You have some SPAG issues (spelling, grammer, and punctuation) and some of your flow and rhythm are off.
FLOW and RHYTHM:
You've got the sun singing to me, but that's not what I'm after; (15 syllables)
I'd prefer your voice over any orchestra. (12 syllables)
The violins are sweating notes as your fingers dance over the strings, (17 syllables)
And your smile resembles that of safety like comfort no other brings. (17 syllables)
When writing a poem, even free verse, read it out loud. By doing so, you will be able to catch this. Anything that stumbles you will stumble the reader.
And your smile resembles that of safety (COMMA) like comfort no other brings.

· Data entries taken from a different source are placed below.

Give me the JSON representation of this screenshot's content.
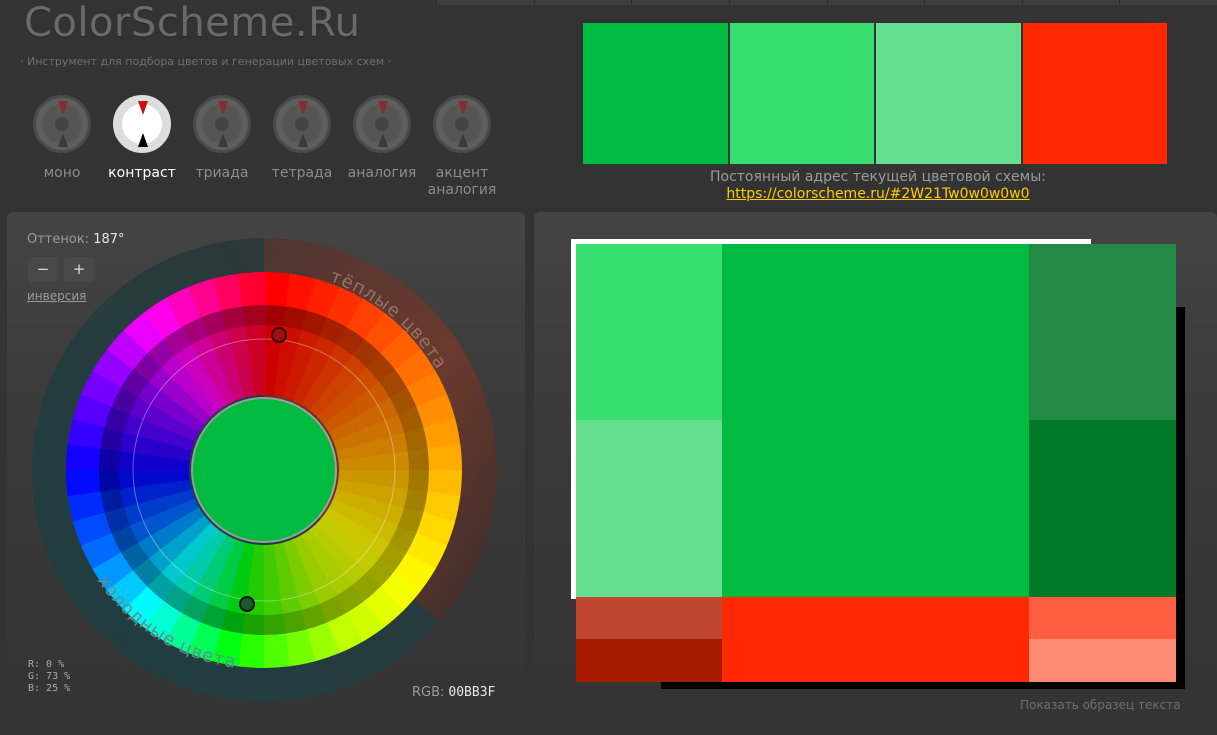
{
  "header": {
    "logo": "ColorScheme.Ru",
    "tagline": "· Инструмент для подбора цветов и генерации цветовых схем ·"
  },
  "modes": [
    {
      "label": "моно",
      "icon": "mono-scheme-icon",
      "active": false
    },
    {
      "label": "контраст",
      "icon": "contrast-scheme-icon",
      "active": true
    },
    {
      "label": "триада",
      "icon": "triad-scheme-icon",
      "active": false
    },
    {
      "label": "тетрада",
      "icon": "tetrad-scheme-icon",
      "active": false
    },
    {
      "label": "аналогия",
      "icon": "analogy-scheme-icon",
      "active": false
    },
    {
      "label": "акцент аналогия",
      "icon": "accent-analogy-scheme-icon",
      "active": false
    }
  ],
  "palette": {
    "colors": [
      "#00BB3F",
      "#38DF70",
      "#66DE8F",
      "#FF2800"
    ],
    "permalink_label": "Постоянный адрес текущей цветовой схемы:",
    "permalink_url": "https://colorscheme.ru/#2W21Tw0w0w0w0"
  },
  "controls": {
    "hue_label": "Оттенок:",
    "hue_value": "187°",
    "minus": "−",
    "plus": "+",
    "inversion": "инверсия"
  },
  "wheel": {
    "warm_label": "тёплые цвета",
    "cold_label": "холодные цвета",
    "center_color": "#00BB3F"
  },
  "rgb": {
    "r": "R:  0 %",
    "g": "G: 73 %",
    "b": "B: 25 %",
    "hex_label": "RGB:",
    "hex_value": "00BB3F"
  },
  "preview": {
    "colors": {
      "main": "#00BB3F",
      "main_light": "#38DF70",
      "main_lighter": "#66DE8F",
      "main_dark": "#238A45",
      "main_darker": "#007A29",
      "accent": "#FF2800",
      "accent_dark": "#BF4630",
      "accent_darker": "#A61A00",
      "accent_light": "#FF5D40",
      "accent_lighter": "#FF8A73"
    },
    "show_sample": "Показать образец текста"
  }
}
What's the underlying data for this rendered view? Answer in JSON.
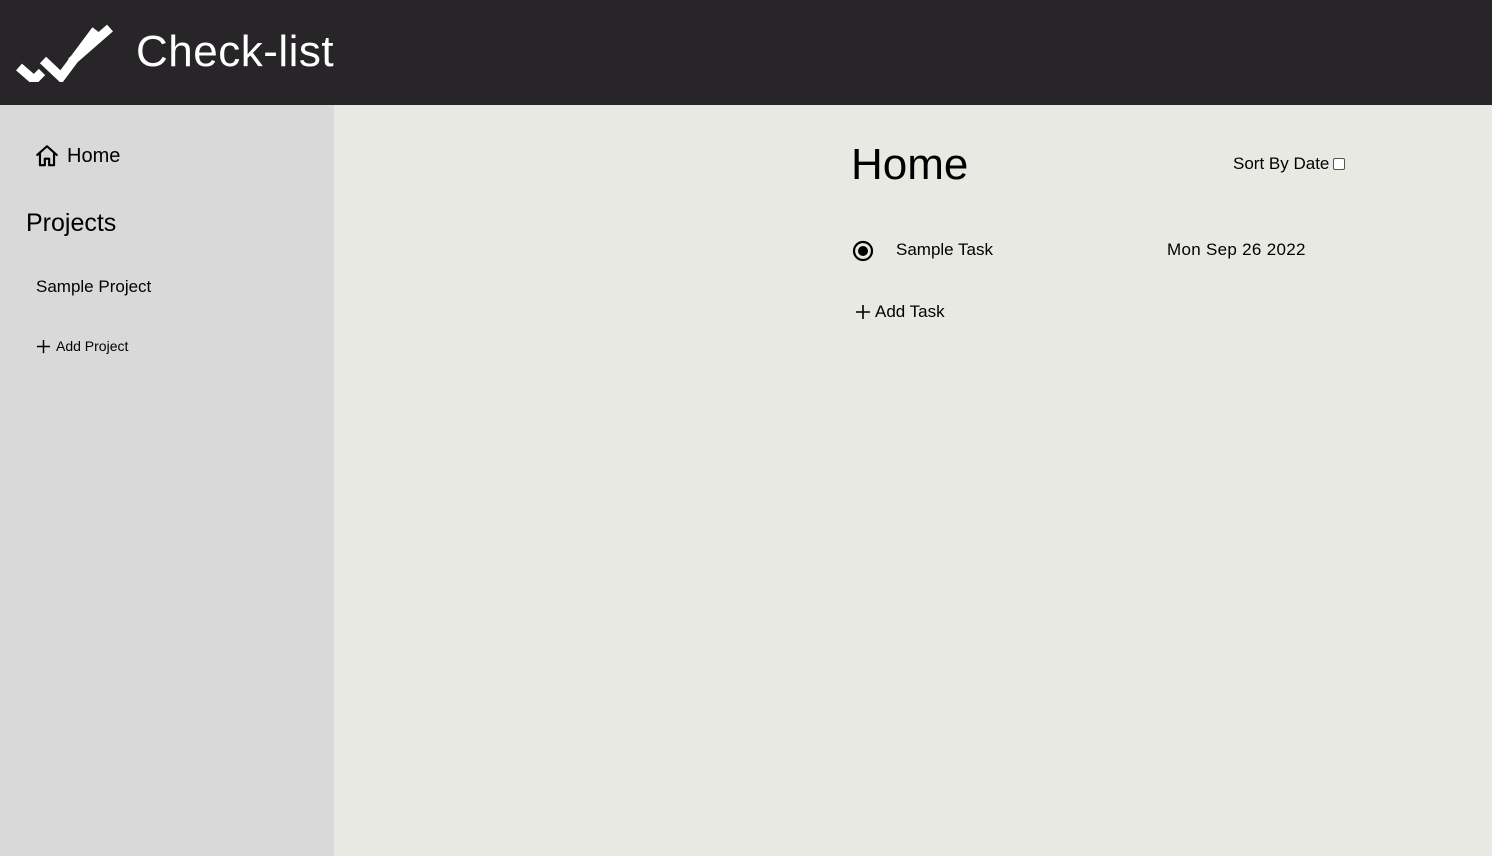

But I'm no one to complain; your eighth note rhythm is mingling with the melody of my chords (;) PERIOD
Your kiss is a short cut to my heart and I'll kiss them with every note; I'm dancing too fast, but I've barely began to care (;) PERIOD
Again, a very well writen peice. I would not point out the discrepencies in your work except to help you improve. I hope I was helpful :-D
That was beautiful. The way your words painted an image in my mind, was indescribable. I love how you portray your emotions with such comparisons. The flow wasn't perfect but the overall peice was!